At Juniper Tower, Suki reconnects with her friend with benefits Hogan, a man who may fake depression so that he can stay there as the "rooster of the henhouse". She also meets several female tenants and learns that Hogan has slept with most of them. One by one, the girls are found dead from apparent suicide.

Suki soon realizes that the girls have actually been murdered, and is worried that one of her multiple personalities is responsible. She keeps using the "Siamese Burn" to delete them, but the machine has been heavily modified, which leads Suki to believe that one of her personas, the one that committed the crimes, is trying to keep Suki from getting rid of her. She suspects the mysterious "Scribbler", a super-powered being who communicates with her by scribbling messages backwards.

Suki finally understands that the Scribbler has really been trying to help her solve the murders, and embraces her alter ego in order to fight the real killer, Alice, an escaped mental patient who's been hiding at Juniper Tower. Alice turns out to be the evil personality of Veronica, a young woman who unsuccessfully used the "Siamese Burn" to remove her. After the Scribbler overpowers Alice, Veronica commits suicide.

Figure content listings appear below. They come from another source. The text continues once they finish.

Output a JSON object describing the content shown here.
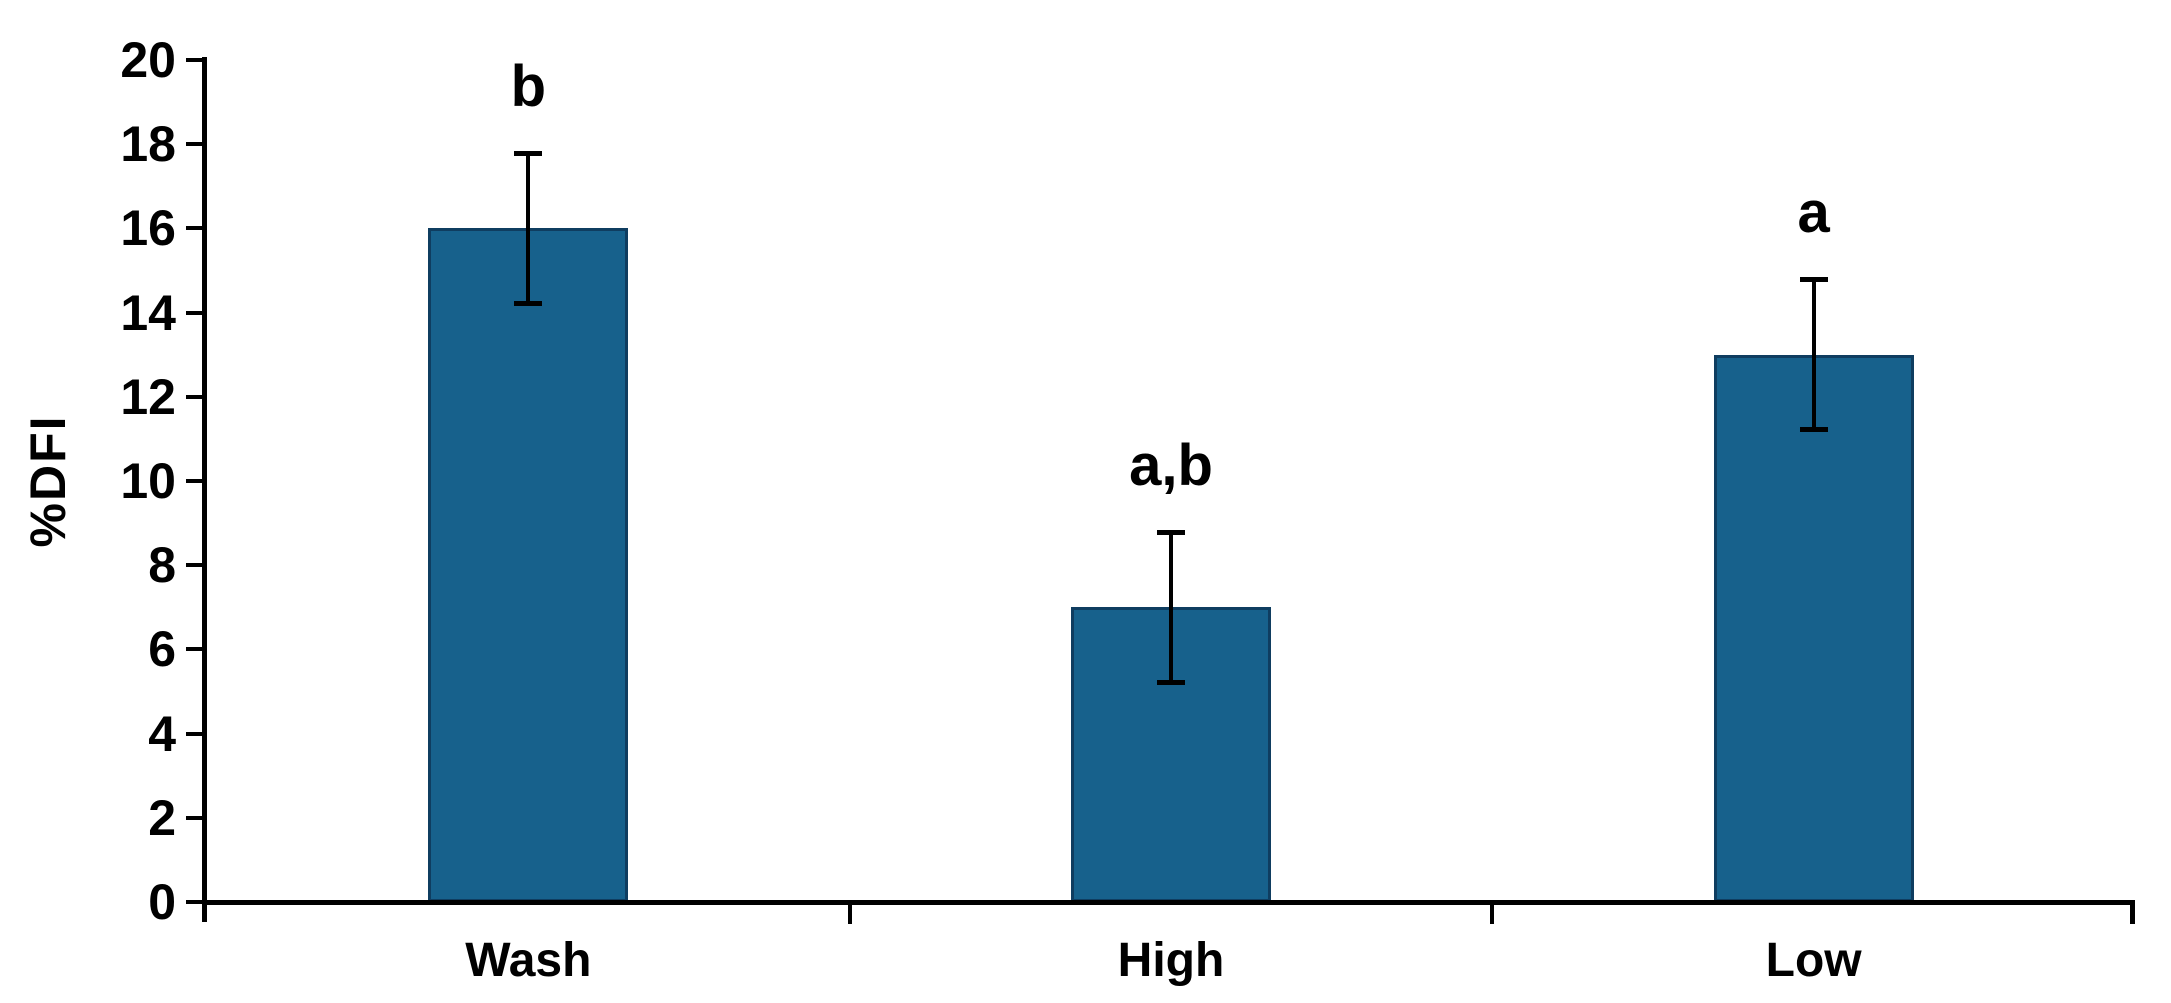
{
  "chart_data": {
    "type": "bar",
    "title": "",
    "xlabel": "",
    "ylabel": "%DFI",
    "categories": [
      "Wash",
      "High",
      "Low"
    ],
    "values": [
      16,
      7,
      13
    ],
    "errors": [
      1.8,
      1.8,
      1.8
    ],
    "significance_letters": [
      "b",
      "a,b",
      "a"
    ],
    "ylim": [
      0,
      20
    ],
    "yticks": [
      0,
      2,
      4,
      6,
      8,
      10,
      12,
      14,
      16,
      18,
      20
    ],
    "grid": false,
    "legend": false,
    "bar_color": "#17618c",
    "bar_border_color": "#0f3d60",
    "axis_color": "#000000",
    "text_color": "#000000",
    "background_color": "#ffffff"
  }
}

Later that night, Suki is interrogated by Detective Moss, who believes she committed all the murders, and Doctor Silk, who's hoping to figure out what really happened. During the interrogation, Hogan creates a distraction, and Suki uses the Scribbler's supernatural abilities to escape.

== Production ==

Filming began in May 2012 in Los Angeles at Linda Vista Community Hospital.

== Release ==
The Scribbler premiered at the Glasgow FrightFest on March 1, 2014. It was released on DVD and Blu-ray on October 21, 2014.

== Reception ==
Rotten Tomatoes, a review aggregator, reports that 50% of 12 surveyed critics gave the film a positive review; the average rating is 5.7/10. Metacritic rated it 27/100 based on six reviews. Geoff Berkshire of Variety likened it to Sucker Punch as if it were made by The Asylum. Frank Scheck of The Hollywood Reporter wrote, "Although ultimately far too muddled in its concept and execution to be anything more than a curiosity, The Scribbler does manage the dubious feat of being one of the strangest films you're likely to see this year." Film Journal International wrote, "With its endless edginess and unhealthy obsession with madness at its most flamboyant, The Scribbler strains to be a cult film, but even the most diehard lovers of cinema strangeness may find it ultimately too nonsensical and needlessly overwrought." Gary Goldstein of the Los Angeles Times wrote, "Director John Suits seems more concerned with plying eyeballs with creepy atmospherics, showy visual effects and sexy interludes than with propulsive pacing or roiling tension." Mark Rabinowitz of Paste wrote, "The Scribbler is overwrought, absurd, occasionally exploitative, completely lacking in subplot, takes a good 20–25 minutes to really get going and has acting that varies from excellent to, well, less-than-excellent. It's also hugely fun!" Jess Hicks of Bloody Disgusting rated it 4/5 stars and wrote, "The Scribbler is a great example of how you don't need a few million dollars to make an entertaining superhero movie." Scott Hallam of Dread Central rated it 3/5 stars and wrote, "The Scribbler is entertaining and has plenty of action to keep viewers interested. If you can handle an ending that feels like an afterthought, then you'll dig this one."